Review Shame – Songs Of Praise

Wer Charlie Steens erste Worte auf dem Opener von „Songs Of Praise“ hört, kann unweigerlich auf die britische Herkunft der Post-Punk-Band SHAME schließen. Aber auch sonst kombinieren die Jungs aus dem Süden Londons gekonnt verschiedene, eher dem Vereinigten Königreich zuzuordnende Musikstile zu einer ziemlich coolen und kurzweiligen Melange.

In der einen Minute ist es Punk, im nächsten Moment fühlt man sich durch die verhallten Gitarren und gesprochenen Vocals an den 80er-Jahre-Wave und Joy Division erinnert. Diverse Takte später folgt eine Hookline, von deren Ohrwurmcharakter manche Britpop/-rock-Bands nur träumen können – manchmal schon fast ein bisschen Indie, aber ohne zu nerven oder sich anzubiedern. Dabei sind die Musiker auch recht versiert an ihren Instrumenten unterwegs und sowohl das Songwriting als auch die Arrangements gestalten sich über die komplette Albumlänge abwechslungsreich. Textlich bleibt man von klassischen Punkparolen oder sogar -plattitüden verschont: So geht es auch mal um soziale Missstände, phasenweise fast poetisch verpackt, aber vor allem um das Leben selbst, mit all seinen Tücken und Perspektiven – mal geschrien, mal gesungen oder sogar gesprochen, aber immer authentisch dahingerotzt und irgendwie dreckig.
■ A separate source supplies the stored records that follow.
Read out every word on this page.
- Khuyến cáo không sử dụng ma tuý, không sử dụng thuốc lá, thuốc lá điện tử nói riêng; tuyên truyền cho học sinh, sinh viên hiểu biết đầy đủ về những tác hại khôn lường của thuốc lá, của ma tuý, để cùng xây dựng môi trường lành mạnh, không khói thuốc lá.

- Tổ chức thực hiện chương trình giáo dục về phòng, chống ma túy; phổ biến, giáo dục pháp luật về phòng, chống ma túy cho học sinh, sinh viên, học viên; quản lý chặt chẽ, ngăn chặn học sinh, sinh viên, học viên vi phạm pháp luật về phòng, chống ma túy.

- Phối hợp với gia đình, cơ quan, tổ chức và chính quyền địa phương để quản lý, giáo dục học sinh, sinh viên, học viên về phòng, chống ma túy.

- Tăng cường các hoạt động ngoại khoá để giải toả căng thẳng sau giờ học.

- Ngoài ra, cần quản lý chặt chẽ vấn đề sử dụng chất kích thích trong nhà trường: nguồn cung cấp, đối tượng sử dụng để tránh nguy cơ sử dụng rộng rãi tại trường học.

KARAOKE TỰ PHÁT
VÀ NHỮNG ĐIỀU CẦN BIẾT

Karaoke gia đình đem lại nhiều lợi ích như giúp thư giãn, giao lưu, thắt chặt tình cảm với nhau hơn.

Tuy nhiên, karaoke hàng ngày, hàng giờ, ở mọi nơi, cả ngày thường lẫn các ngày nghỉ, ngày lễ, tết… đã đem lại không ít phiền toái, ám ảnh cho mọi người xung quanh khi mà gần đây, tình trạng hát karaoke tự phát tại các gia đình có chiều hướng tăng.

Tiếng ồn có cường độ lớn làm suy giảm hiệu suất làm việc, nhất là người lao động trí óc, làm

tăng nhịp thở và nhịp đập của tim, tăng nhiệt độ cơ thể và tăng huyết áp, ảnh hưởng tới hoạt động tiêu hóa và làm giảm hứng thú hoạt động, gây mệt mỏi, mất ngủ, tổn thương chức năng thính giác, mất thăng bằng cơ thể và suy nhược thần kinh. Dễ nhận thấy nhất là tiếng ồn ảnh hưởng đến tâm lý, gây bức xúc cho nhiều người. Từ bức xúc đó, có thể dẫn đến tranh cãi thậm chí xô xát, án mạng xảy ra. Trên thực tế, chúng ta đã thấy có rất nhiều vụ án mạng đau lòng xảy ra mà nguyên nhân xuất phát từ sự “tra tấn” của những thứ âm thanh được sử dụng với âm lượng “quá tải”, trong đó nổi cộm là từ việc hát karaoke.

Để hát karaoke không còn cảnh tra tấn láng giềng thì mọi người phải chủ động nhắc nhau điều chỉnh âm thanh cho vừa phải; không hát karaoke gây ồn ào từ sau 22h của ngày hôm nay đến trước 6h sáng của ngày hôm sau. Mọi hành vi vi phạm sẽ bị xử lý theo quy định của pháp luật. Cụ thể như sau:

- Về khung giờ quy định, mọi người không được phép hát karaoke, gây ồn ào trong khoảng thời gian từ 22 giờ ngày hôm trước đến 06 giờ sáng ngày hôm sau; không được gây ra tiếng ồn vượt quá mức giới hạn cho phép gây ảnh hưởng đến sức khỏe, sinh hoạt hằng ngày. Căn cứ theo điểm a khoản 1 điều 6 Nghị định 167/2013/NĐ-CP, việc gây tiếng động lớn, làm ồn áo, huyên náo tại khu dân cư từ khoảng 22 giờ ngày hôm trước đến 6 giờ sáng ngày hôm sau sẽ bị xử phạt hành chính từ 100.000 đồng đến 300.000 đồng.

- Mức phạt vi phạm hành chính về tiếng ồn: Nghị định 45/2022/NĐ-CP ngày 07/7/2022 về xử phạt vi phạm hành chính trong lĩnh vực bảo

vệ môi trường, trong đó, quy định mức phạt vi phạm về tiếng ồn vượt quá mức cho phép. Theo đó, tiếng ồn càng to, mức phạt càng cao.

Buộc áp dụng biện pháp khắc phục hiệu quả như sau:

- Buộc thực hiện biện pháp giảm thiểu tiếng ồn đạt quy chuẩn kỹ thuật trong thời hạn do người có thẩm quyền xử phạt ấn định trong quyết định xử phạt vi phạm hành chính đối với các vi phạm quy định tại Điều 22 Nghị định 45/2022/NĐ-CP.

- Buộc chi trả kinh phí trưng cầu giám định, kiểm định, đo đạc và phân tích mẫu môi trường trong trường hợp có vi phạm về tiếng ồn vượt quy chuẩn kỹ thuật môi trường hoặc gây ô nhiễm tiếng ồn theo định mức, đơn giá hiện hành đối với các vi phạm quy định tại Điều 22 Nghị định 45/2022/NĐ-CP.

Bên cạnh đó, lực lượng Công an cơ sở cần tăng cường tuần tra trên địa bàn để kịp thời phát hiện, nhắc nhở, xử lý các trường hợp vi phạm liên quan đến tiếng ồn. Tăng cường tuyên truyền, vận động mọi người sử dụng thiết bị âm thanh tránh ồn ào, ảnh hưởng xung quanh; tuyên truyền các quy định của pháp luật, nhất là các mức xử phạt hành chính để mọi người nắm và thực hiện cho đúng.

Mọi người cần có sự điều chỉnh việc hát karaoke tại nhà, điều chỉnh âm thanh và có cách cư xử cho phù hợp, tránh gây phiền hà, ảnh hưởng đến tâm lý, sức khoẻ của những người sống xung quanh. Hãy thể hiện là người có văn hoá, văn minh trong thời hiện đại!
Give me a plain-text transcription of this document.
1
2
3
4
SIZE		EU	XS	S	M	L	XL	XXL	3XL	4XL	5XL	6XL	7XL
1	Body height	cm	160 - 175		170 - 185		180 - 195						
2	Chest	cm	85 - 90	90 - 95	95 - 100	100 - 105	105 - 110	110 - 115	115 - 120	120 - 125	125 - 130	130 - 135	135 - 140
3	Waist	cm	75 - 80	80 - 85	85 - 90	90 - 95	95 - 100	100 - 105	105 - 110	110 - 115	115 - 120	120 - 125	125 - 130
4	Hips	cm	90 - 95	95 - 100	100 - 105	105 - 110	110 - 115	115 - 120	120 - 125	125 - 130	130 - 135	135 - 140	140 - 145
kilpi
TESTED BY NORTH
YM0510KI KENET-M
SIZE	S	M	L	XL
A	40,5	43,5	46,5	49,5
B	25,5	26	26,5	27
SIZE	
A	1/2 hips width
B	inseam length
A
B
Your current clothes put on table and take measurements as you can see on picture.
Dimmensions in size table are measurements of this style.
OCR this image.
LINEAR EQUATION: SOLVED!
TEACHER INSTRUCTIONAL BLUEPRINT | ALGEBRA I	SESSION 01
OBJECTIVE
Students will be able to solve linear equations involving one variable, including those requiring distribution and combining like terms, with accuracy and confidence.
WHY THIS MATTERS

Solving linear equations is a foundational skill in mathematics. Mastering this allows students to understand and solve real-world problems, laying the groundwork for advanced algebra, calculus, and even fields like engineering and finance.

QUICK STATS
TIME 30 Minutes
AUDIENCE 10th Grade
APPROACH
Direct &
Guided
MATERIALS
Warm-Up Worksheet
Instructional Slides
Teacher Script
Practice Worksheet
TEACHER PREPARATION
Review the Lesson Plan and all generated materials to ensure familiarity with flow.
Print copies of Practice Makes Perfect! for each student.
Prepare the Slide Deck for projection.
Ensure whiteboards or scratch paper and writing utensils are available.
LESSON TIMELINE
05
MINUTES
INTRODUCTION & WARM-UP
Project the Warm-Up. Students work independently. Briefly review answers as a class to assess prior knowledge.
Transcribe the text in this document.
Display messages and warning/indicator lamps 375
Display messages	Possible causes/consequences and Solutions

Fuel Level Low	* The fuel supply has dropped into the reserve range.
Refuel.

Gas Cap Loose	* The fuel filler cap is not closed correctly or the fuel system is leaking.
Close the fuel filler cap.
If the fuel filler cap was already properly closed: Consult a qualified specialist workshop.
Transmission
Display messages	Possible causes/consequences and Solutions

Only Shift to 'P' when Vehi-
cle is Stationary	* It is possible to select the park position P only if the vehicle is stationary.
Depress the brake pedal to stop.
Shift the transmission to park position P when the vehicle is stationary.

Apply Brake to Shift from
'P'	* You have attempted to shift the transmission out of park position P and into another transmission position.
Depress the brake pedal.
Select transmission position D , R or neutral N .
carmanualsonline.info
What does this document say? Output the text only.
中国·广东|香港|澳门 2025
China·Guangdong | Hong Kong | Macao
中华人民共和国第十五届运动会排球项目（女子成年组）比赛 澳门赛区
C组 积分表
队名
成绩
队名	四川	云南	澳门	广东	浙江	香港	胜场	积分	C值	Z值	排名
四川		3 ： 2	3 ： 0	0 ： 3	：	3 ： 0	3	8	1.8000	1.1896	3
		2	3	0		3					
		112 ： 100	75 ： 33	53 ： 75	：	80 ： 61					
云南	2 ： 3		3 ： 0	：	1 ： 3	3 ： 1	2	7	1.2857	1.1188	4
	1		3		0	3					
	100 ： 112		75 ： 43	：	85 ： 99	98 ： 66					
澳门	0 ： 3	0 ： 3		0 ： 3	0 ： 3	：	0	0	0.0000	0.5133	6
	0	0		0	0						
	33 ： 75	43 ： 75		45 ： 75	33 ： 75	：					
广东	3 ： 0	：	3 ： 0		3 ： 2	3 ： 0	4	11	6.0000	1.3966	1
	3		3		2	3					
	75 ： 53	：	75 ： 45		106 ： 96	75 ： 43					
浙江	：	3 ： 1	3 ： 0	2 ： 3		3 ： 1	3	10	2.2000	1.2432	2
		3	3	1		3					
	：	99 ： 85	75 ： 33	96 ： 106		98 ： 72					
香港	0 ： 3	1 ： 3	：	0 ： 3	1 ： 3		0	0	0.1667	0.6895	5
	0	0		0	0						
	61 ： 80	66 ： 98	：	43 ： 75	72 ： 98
Der Opener „Dust On Trial“ ist auf jeden Fall ein Highlight und wartet in den Strophen mit monotonem Sprechgesang und ordentlich effektbeladenen Gitarren auf. Wave und Post-Punk im besten Sinne. Im Chorus ändert sich jedoch dieser Eindruck: Steen schreit sich die Seele aus dem Leib, die Gitarren werden fetter und noisiger und hier und da blitzt ein düsterer Synthesizer-Drone auf. Schönes Ding und vielleicht der härteste Track auf „Songs Of Praise“. Auch die Produktion überzeugt in jeder Hinsicht – ausgewogen, präsent, aber nicht zu clean. Im weiteren Verlauf wird die Geschichte erst einmal etwas zugänglicher, einige Songs sind echt Ohrwürmer mit Single-Qualitäten („One Rizla“) oder bestechen durch einen Pub-Mitgröhl-kompatiblen Chorus wie „Concrete“.

Der Punk von heute, der die dreckige Seite von SHAME schätzt, könnte sich aber auch am Indie-Charakter der genannten Songs stören. Ihr Händchen für Melodien ist allerdings durchaus bemerkenswert. „The Lick“ ist dann eine echte Überraschung, geht tempomäßig wieder vom Gas runter und wirkt schon fast wie ein Poetry Slam auf Blues-Gitarre – sehr atmosphärisch und unterstreicht den schönen Spannungsbogen von „Songs Of Praise“ bis hierher. „Donk“ ist ein knackiger und wütender 100-Sekünder, auf den mit „Gold Hole“ ein weiteres Highlight folgt: großartig geshouteter Chorus, 1 A Twang-Gitarre, das fetzt schon schön. Ist aber vom Text her ein kleines bisschen vulgär („She feels so dirty, she knows that it’s wrong. But she feels so good in Louis Vitton“). Im balladesk anmutenden „Angie“ schwingen die Jungs nochmal so richtig gekonnt die Britpop-Keule und präsentieren einen unwiderstehlichen Chorus – ein wirklich würdiger Abschluss für die Platte.

„Songs Of Praise“ (der Name könnte entweder von der langjährigen BBC-Serie, die wohl wie kaum eine andere das spießige und spaßbefreite Great Britain repräsentiert, kommen – oder auch durch das gleichnamige The-Adicts-Album von 1981 inspiriert sein) ist das tolle Debüt einer Band, von der man in Zukunft zu Recht noch ein bisschen was hören wird. Ein zeitgemäßes, cleveres und irgendwie typisch britisches Album für die Momente, in denen The Cure zu wenig Eier haben und Killing Joke etwas zu hart ist.